Mais une nuit, en feuilletant le sac de cravates, une idée m’est venue, faisant battre mon cœur plus fort.

Mon père portait toujours des cravates, même les vendredis décontractés, quand personne d’autre au bureau ne s’en souciait. Sa collection était folle — motifs colorés, rayures, pois, motifs amusants.

J’ai décidé de créer quelque chose de spécial, quelque chose qui me permettrait de l’avoir avec moi lors de l’une des nuits les plus importantes de ma vie.

J’ai appris à coudre seule. Je regardais des vidéos YouTube jusqu’à trois heures du matin, je m’exerçais sur de vieux morceaux de tissu, et peu à peu, j’ai assemblé ses cravates en une longue jupe fluide.

Chaque cravate portait un souvenir qui serrait le cœur.
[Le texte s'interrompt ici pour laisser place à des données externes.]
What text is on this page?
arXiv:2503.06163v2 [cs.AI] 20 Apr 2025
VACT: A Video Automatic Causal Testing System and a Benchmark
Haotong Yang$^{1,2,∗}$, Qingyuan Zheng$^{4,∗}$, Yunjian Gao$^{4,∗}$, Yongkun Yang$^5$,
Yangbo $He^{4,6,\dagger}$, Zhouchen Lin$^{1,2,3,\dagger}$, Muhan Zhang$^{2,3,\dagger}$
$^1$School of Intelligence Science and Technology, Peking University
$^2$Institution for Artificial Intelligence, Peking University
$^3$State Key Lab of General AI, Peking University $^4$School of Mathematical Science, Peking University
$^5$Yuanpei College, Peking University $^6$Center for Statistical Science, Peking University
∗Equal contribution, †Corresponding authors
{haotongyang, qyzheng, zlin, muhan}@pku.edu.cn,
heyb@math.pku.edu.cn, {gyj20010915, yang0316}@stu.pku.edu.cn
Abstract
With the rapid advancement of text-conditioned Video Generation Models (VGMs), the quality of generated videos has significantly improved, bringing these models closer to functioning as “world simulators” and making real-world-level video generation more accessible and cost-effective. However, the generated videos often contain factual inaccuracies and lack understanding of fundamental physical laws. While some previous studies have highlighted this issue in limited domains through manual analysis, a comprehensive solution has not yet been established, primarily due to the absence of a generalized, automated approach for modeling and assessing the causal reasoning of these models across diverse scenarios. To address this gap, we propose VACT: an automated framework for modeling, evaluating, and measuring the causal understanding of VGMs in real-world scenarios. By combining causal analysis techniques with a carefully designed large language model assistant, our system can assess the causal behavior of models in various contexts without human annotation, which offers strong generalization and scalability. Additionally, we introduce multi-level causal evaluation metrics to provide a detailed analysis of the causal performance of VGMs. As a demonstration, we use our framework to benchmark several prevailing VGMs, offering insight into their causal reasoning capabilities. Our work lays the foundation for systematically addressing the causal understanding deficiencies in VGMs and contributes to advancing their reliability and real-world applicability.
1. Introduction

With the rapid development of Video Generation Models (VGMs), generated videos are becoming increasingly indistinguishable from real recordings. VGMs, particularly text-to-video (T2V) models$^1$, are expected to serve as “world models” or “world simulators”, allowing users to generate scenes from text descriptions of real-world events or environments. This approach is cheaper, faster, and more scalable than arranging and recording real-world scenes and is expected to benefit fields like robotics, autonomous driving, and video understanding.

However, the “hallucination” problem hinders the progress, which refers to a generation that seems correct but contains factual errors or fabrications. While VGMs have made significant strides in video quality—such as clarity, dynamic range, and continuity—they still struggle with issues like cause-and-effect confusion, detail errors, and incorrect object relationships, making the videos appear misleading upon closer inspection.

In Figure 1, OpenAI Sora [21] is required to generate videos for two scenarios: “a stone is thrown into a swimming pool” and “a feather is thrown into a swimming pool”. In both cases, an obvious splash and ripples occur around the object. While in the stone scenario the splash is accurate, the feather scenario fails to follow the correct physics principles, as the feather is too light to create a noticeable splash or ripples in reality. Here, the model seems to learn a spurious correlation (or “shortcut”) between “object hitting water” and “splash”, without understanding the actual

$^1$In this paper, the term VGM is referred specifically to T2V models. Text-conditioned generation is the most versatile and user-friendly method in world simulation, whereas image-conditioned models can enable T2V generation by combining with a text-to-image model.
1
Paisley du jour de son entretien d’embauche, la cravate bleu marine du récital de mon lycée, la cravate à motifs de guitare qu’il mettait à chaque Noël pour ses brioches à la cannelle.

Quand je l’ai enfin portée devant le miroir, la jupe brillait sous la lumière. Elle n’était pas parfaite — certaines coutures étaient de travers, l’ourlet irrégulier — mais elle semblait vivante, comme si le battement de cœur de mon père était tissé dans chaque centimètre.

« Il aurait adoré ça », ai-je murmuré, caressant la soie douce.

Carla passait devant ma chambre, s’est arrêtée, a jeté un coup d’œil et a soufflé bruyamment. « Tu vas vraiment mettre ça pour le bal ? » a-t-elle dit en levant les yeux au ciel. « On dirait un projet de friperie. »

Je l’ai ignorée. Mais cette même nuit, en passant à côté de moi, elle a murmuré : « Toujours en train de jouer la pauvre petite pour attirer la pitié. »

Ses mots m’ont frappée comme une pierre.

Est-ce qu’elle me voit vraiment ainsi ? me suis-je demandée. Une fille désespérée, accrochée à des souvenirs que tout le monde a abandonnés ? Mais j’ai regardé la jupe posée sur le lit et je me suis dit : non, ce n’est pas de la pitié. C’est de l’amour. C’est le souvenir.

Le lendemain matin, j’ai découvert la jupe déchirée en morceaux, les cravates éparpillées sur le sol, les coutures rompues. J’ai crié, et elle est apparue à la porte avec un café comme si c’était un samedi ordinaire.

« Tu as détruit la dernière chose de papa », ai-je chuchoté, la voix brisée. Elle a haussé les épaules. « Il ne reviendra pas. Sois réaliste. »

Je suis restée assise par terre, tenant les morceaux de jupe, jusqu’à ce que Mallory arrive avec sa mère, Ruth, une couturière retraitée.

En quelques heures, elles ont recousu la jupe à la main — réparée, courte, à plusieurs couches, mais plus belle qu’avant.

Elle semblait avoir survécu, avoir lutté pour vivre.

Au bal, la jupe parlait d’elle-même. Les gens venaient me demander, et je répondais fièrement : « Faite avec les cravates de mon père décédé. » J’ai appris que les souvenirs et l’amour sont plus forts que la colère et la jalousie.

Et le karma ? Le soir suivant, la police est venue chez nous, et Carla a été arrêtée pour fraude et vol d’identité.

Enfin, la justice a triomphé, et j’ai pu ressentir la paix, tenant entre mes mains le souvenir de mon père, que plus personne ne pouvait détruire.